OPEC disarankan memotong produksi di atas satu juta barel pada pertemuan OPEC 15 Maret 2009. Pemotongan sebesar itu diperlukan jika ingin harga minyak dunia kembali ke level US$ 70 per barel.
Menurut Priagung, harga minyak akan naik secara signifikan ketika pelaku pasar sektor finansial dunia sudah mulai lagi menggunakan uangnya untuk bermain di komoditas berjangka seperti minyak di New York Mercantile Exchange (NYMEX).
"Dari hitungan Refor-Miner walaupun OPEC memangkas produksinya sampai dengan 4 juta barel lagi pun, namun jika tidak direspons pelaku pasar bursa berjangka paling hanya akan mengangkat harga minyak sekitar US$ 5-8 per barel.
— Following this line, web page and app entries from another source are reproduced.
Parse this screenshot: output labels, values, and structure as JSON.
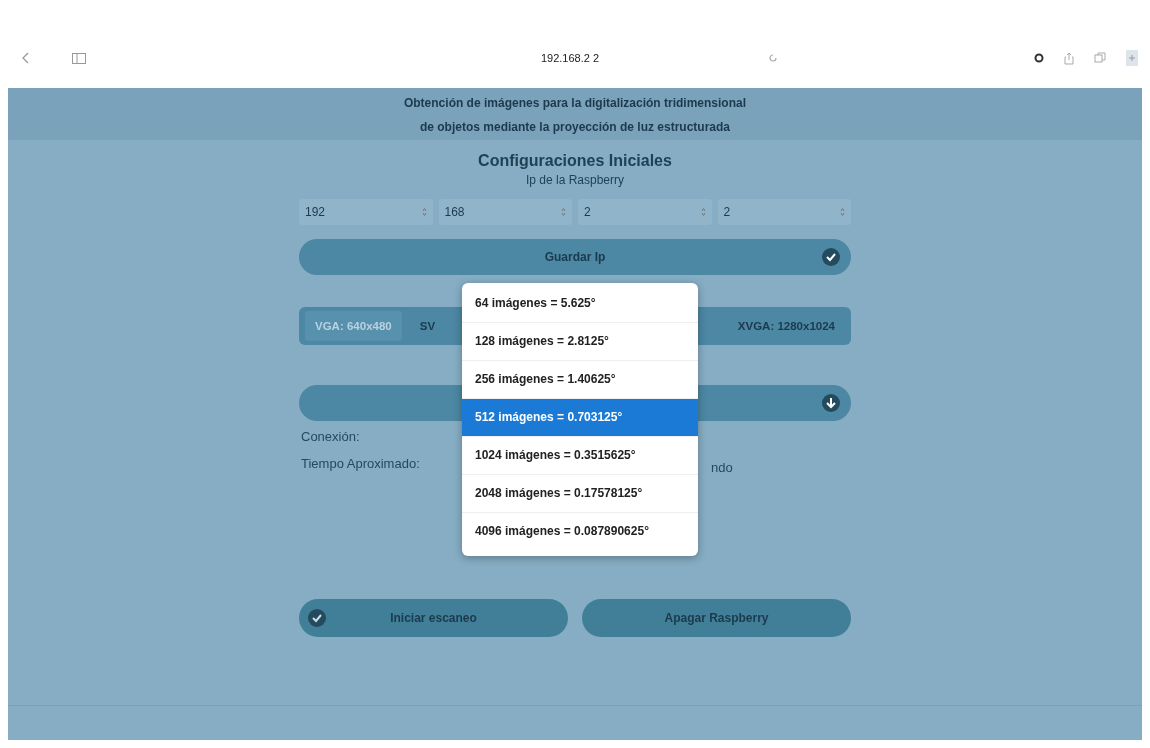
{
  "browser": {
    "address": "192.168.2 2"
  },
  "header": {
    "lines": [
      "Obtención de imágenes para la digitalización tridimensional",
      "de objetos mediante la proyección de luz estructurada"
    ]
  },
  "section": {
    "title": "Configuraciones Iniciales",
    "subtitle": "Ip de la Raspberry"
  },
  "ip_fields": [
    {
      "value": "192"
    },
    {
      "value": "168"
    },
    {
      "value": "2"
    },
    {
      "value": "2"
    }
  ],
  "save_button": {
    "label": "Guardar Ip"
  },
  "resolutions": [
    {
      "label": "VGA: 640x480",
      "selected": true
    },
    {
      "label": "SV",
      "selected": false
    },
    {
      "label": "XVGA: 1280x1024",
      "selected": false
    }
  ],
  "info": [
    {
      "label": "Conexión:"
    },
    {
      "label": "Tiempo Aproximado:",
      "value": "ndo"
    }
  ],
  "dropdown": {
    "options": [
      {
        "label": "64 imágenes = 5.625°",
        "selected": false
      },
      {
        "label": "128 imágenes = 2.8125°",
        "selected": false
      },
      {
        "label": "256 imágenes = 1.40625°",
        "selected": false
      },
      {
        "label": "512 imágenes = 0.703125°",
        "selected": true
      },
      {
        "label": "1024 imágenes = 0.3515625°",
        "selected": false
      },
      {
        "label": "2048 imágenes = 0.17578125°",
        "selected": false
      },
      {
        "label": "4096 imágenes = 0.087890625°",
        "selected": false
      }
    ]
  },
  "bottom_buttons": [
    {
      "label": "Iniciar escaneo",
      "icon": true
    },
    {
      "label": "Apagar Raspberry",
      "icon": false
    }
  ]
}
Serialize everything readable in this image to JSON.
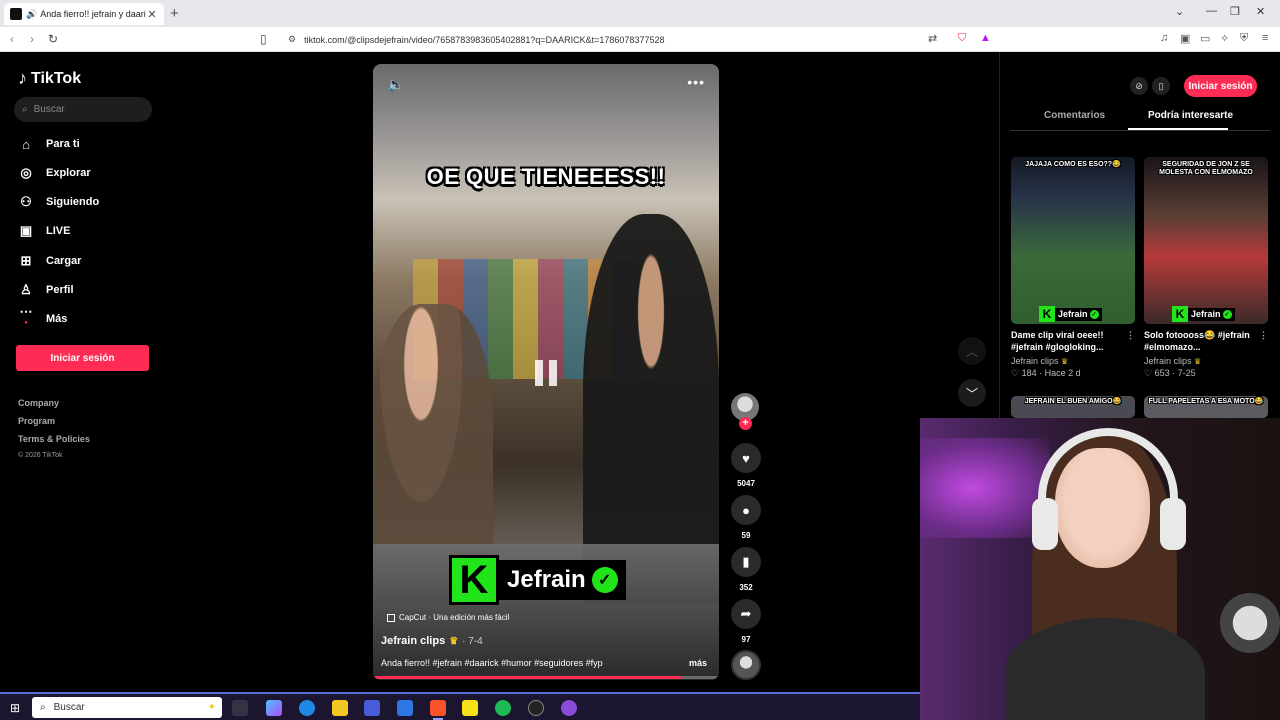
{
  "browser": {
    "tab_title": "Anda fierro!! jefrain y daarick",
    "url": "tiktok.com/@clipsdejefrain/video/7658783983605402881?q=DAARICK&t=1786078377528"
  },
  "sidebar": {
    "brand": "TikTok",
    "search_placeholder": "Buscar",
    "items": [
      {
        "label": "Para ti",
        "icon": "home-icon"
      },
      {
        "label": "Explorar",
        "icon": "compass-icon"
      },
      {
        "label": "Siguiendo",
        "icon": "following-icon"
      },
      {
        "label": "LIVE",
        "icon": "live-icon"
      },
      {
        "label": "Cargar",
        "icon": "upload-icon"
      },
      {
        "label": "Perfil",
        "icon": "profile-icon"
      },
      {
        "label": "Más",
        "icon": "more-icon"
      }
    ],
    "login_label": "Iniciar sesión",
    "footer_links": [
      "Company",
      "Program",
      "Terms & Policies"
    ],
    "copyright": "© 2026 TikTok"
  },
  "video": {
    "top_caption": "OE QUE TIENEEESS!!",
    "brand_name": "Jefrain",
    "capcut_label": "CapCut · Una edición más fácil",
    "author": "Jefrain clips",
    "date": "· 7-4",
    "description": "Anda fierro!! #jefrain #daarick #humor #seguidores #fyp",
    "more_label": "más",
    "progress": 0.89
  },
  "actions": {
    "likes": "5047",
    "comments": "59",
    "saves": "352",
    "shares": "97"
  },
  "right_panel": {
    "login_label": "Iniciar sesión",
    "tabs": [
      "Comentarios",
      "Podría interesarte"
    ],
    "active_tab": "Podría interesarte",
    "cards": [
      {
        "thumb_text": "JAJAJA COMO ES ESO??😂",
        "title": "Dame clip viral oeee!! #jefrain #glogloking...",
        "author": "Jefrain clips",
        "meta": "♡ 184 · Hace 2 d",
        "tag": "Jefrain"
      },
      {
        "thumb_text": "SEGURIDAD DE JON Z SE MOLESTA CON ELMOMAZO",
        "title": "Solo fotoooss😂 #jefrain #elmomazo...",
        "author": "Jefrain clips",
        "meta": "♡ 653 · 7-25",
        "tag": "Jefrain"
      },
      {
        "thumb_text": "JEFRAIN EL BUEN AMIGO😂",
        "title": "",
        "author": "",
        "meta": "",
        "tag": ""
      },
      {
        "thumb_text": "FULL PAPELETAS A ESA MOTO😂",
        "title": "",
        "author": "",
        "meta": "",
        "tag": ""
      }
    ]
  },
  "taskbar": {
    "search_label": "Buscar"
  },
  "colors": {
    "accent": "#fe2c55",
    "brand_green": "#21e51a"
  }
}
Jadi paling hanya akan ke level US$ 50-55 per barel," papar Priagung.
Menurut Priagung, pulihnya kondisi ekonomi dan sektor finansial global lah yang akan menggerakkan harga minyak secara signifikan.
"Adapun OPEC, pergantian musim, naik turunnya stok minyak AS, jika tidak direspons pelaku pasar komoditas berjangka tidak akan memberikan dampak signifikan. Tapi kalau ada perang atau ketegangan geopolitik, ya lain lagi ceritanya," tandasnya.
Harga minyak di New York pada penutupan perdagangan Kamis waktu AS (5/3/2009) untuk jenis light sweet antaran April turun US$ 1,77 menjadi US$ 43,61 per barel. Sedangkan harga minyak di London jenis Brent untuk pengiriman April turun US$ 2,48 menjadi US$ 43,64 per barel.